In this case, it pays to be thrifty! Skip pricier prime and choice cuts and go for tougher, thicker cuts. They respond well to slow cooking, which breaks down the fibrous tissue until it's soft and tender. Try lamb or pork shoulder (aka pork butt), beef pot roast or brisket, turkey hind quarters or chicken thighs.
Although lean cuts can work (with less cooking time than their marbled counterparts, however), Eckhardt suggests putting meat in whole. "When it has bones or skin you'll get better flavor," she says. Once cooked, discard the skin and bones and shred the meat for serving.
Recipes to try:
As with meat, opt for ingredients with heft, which stand up better to long cook times.
Grains: Whole grains, such as kasha, brown rice, bulgur and whole oats, work best. "Avoid any refined grain like white rice; if it's cooked all day it's going to be wallpaper paste," says Eckhardt. Pasta can work, but add it at the end, around the last 20 minutes of cooking.
Fruit: Steer clear of citrus and stone fruits (like cherries, peaches and apricots), which are too fragile for this cooking method. Instead, use dense fruit, such as apples and pears, cut into slices.
Vegetables: In general, root vegetables (such as carrots, sweet potatoes and turnips) are best-they're dense and fibrous and need time to break down. Avoid delicate veggies such as peas or green beans, unless you toss them in at the very end of cooking. Cut your vegetables in big chunks; as Eckhardt says, "there's no point in creating nice, diced shapes because they'll just dissolve."
Recipes to try:
Do's and Don'ts
1. Always read the instructions included with your slow cooker.
2. Unplug your slow cooker when it's not in use.
3. Don't submerge a one-piece slow cooker, or the base of a multi-piece slow cooker, to clean it-it could compromise the heating component's functionality or even give you a shock. Instead, follow the cleaning instructions in the owner's manual (though you're usually safe wiping up drips with a wet cloth or paper towel).
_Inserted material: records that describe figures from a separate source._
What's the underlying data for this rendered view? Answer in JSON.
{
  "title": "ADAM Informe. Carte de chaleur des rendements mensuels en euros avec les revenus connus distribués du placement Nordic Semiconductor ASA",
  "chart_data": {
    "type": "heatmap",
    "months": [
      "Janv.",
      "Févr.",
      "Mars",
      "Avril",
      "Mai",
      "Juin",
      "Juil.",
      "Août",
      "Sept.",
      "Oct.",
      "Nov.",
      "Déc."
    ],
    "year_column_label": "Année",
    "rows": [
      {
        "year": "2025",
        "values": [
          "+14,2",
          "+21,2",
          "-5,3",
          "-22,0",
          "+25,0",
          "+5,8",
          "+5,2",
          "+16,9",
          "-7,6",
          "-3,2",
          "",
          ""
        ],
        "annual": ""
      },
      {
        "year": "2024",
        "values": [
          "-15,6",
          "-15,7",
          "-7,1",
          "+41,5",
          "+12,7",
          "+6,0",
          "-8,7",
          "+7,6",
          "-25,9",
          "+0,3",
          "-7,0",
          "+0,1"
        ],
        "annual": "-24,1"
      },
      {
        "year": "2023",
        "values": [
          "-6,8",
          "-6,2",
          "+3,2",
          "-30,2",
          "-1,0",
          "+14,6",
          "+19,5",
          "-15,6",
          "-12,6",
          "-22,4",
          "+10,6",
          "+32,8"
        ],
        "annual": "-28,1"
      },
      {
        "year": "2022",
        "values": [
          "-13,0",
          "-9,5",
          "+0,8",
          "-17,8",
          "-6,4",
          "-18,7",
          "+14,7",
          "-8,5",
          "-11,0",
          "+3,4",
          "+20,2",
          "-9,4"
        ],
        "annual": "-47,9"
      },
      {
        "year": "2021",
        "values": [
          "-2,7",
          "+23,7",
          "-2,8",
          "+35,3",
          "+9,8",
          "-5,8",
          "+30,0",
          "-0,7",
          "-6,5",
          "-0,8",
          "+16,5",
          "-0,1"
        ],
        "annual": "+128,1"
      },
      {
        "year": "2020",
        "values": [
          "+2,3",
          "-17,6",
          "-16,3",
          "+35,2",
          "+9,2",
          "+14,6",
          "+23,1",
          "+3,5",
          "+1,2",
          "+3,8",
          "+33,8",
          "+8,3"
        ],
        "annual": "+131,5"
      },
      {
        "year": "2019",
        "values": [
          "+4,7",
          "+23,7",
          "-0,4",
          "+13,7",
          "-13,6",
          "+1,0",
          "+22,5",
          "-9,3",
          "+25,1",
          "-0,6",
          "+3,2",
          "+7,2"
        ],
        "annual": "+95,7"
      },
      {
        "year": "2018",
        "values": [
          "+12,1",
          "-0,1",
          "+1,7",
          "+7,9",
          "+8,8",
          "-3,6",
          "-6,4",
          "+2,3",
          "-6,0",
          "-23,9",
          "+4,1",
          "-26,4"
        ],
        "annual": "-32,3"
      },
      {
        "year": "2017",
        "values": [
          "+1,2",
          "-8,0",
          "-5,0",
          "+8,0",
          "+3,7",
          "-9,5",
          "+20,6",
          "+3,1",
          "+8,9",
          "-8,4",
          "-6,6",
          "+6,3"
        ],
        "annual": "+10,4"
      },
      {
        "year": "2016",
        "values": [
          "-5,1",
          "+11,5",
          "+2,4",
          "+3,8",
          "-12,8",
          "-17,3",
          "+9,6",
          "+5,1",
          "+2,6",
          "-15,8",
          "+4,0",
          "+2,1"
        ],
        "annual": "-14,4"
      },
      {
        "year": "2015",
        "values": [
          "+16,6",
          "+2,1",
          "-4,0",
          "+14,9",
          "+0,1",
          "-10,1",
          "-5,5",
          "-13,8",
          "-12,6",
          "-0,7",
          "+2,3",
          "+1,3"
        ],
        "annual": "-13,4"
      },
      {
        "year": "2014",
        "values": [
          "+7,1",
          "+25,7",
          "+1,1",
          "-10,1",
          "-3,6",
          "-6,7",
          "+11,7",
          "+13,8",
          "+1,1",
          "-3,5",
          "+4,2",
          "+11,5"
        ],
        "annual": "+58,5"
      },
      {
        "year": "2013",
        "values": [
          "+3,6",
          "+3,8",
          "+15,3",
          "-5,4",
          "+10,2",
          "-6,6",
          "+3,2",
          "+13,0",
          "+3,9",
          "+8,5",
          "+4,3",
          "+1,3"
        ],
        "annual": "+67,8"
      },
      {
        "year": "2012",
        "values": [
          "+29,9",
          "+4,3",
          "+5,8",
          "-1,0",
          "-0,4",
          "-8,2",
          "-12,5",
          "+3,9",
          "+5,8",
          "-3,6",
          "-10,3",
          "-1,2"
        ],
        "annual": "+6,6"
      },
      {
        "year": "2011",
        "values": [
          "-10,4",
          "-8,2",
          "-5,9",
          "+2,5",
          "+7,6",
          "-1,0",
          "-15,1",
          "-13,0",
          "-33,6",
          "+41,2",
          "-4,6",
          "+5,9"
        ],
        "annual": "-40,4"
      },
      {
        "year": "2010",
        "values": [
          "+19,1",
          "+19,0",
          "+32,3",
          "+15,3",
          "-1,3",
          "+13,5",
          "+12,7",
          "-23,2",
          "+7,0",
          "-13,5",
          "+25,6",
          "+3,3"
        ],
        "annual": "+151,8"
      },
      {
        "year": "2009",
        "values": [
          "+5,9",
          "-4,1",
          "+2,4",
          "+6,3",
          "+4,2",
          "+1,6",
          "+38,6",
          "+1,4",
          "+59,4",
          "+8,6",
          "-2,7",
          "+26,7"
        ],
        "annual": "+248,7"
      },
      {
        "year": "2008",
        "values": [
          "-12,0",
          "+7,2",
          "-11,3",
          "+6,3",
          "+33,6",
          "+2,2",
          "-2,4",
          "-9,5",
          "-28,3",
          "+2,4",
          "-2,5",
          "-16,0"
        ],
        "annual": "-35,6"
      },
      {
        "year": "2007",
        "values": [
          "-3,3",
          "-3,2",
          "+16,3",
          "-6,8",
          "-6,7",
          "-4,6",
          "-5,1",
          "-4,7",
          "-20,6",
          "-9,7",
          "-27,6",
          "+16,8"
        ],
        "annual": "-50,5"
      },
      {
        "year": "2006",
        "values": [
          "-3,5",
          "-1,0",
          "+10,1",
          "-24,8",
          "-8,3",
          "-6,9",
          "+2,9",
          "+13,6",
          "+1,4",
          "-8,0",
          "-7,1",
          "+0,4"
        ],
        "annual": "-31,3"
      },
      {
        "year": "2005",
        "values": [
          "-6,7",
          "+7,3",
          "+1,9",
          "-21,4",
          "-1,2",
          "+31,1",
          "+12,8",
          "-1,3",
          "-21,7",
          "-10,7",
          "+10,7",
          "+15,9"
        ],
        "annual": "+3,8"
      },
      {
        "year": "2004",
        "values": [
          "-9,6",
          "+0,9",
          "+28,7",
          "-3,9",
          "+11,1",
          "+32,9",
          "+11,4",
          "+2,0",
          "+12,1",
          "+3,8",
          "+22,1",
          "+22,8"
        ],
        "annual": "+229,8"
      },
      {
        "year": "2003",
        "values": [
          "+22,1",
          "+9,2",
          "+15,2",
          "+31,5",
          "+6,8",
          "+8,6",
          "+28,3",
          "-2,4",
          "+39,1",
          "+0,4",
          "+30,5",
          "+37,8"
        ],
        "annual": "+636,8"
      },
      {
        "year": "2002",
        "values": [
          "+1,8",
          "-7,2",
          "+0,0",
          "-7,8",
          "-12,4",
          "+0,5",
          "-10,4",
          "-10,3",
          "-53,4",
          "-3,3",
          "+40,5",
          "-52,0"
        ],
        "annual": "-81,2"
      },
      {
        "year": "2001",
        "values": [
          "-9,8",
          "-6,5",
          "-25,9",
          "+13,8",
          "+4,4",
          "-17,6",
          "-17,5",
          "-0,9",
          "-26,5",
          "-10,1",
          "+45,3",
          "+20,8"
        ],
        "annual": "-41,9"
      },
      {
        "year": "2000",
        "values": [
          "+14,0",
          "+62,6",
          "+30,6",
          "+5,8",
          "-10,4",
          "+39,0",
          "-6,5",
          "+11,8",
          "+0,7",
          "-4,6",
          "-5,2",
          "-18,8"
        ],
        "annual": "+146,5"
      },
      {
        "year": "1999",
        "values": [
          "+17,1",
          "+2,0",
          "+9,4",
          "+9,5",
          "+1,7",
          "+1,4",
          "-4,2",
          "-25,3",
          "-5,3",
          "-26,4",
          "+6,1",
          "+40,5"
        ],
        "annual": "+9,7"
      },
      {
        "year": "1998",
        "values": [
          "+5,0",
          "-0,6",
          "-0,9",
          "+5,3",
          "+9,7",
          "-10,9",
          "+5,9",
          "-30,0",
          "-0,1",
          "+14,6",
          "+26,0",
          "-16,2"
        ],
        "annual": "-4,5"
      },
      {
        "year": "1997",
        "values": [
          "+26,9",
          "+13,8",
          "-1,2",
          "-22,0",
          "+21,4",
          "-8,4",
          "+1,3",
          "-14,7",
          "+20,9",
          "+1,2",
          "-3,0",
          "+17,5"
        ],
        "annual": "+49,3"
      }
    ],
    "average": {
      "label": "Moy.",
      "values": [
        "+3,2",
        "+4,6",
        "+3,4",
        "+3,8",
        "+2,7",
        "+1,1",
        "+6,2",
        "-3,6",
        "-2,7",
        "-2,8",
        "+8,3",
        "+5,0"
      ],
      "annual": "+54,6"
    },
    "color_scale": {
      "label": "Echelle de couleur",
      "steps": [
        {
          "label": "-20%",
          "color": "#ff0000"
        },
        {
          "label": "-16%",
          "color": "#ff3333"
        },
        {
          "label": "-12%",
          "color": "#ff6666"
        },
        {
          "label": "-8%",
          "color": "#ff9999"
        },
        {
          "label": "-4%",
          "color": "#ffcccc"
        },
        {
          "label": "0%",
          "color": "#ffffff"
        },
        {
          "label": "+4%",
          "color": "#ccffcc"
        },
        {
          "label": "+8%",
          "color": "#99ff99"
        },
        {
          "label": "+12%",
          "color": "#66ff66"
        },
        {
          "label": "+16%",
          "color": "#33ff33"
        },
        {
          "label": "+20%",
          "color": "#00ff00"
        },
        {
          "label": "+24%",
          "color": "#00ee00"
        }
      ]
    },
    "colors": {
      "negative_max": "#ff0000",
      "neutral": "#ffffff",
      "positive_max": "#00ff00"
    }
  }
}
4. Don't place a one-piece slow cooker, or the base containing the heating element, in the dishwasher. It can damage the machine.
5. Heed your slow cooker's fill line. If it's packed too full, it can boil over and make a mess.
Rules of Thumb
Cook time: This will vary based on your machine and the recipe, but in general, expect 6 to 8 hours on a low setting, and 3 to 4 hours on high. If you're concerned about timing, use the low setting. That way, you'll likely have two extra hours to go about your business while your meal cooks, says Eckhardt. "Dinner isn't going to be ruined if you have to do chores after work," she adds.
Measurements: Going without a recipe? Eckhardt gives this general guideline: 1/4 meat + 1/4 grain + 1/2 vegetable and enough liquid to cover the ingredients (see below for details). You can use water, or try chicken stock, beef broth or beer for more intense flavor.
Liquid: There's very little evaporation with slow cooking, so plan accordingly. Unless you're making soup, limit the liquid. As a rough guide, Eckhardt recommends placing your pointer finger, nail down, on the highest point of your ingredients and filling the vessel with liquid up to the bottom of the closest knuckle.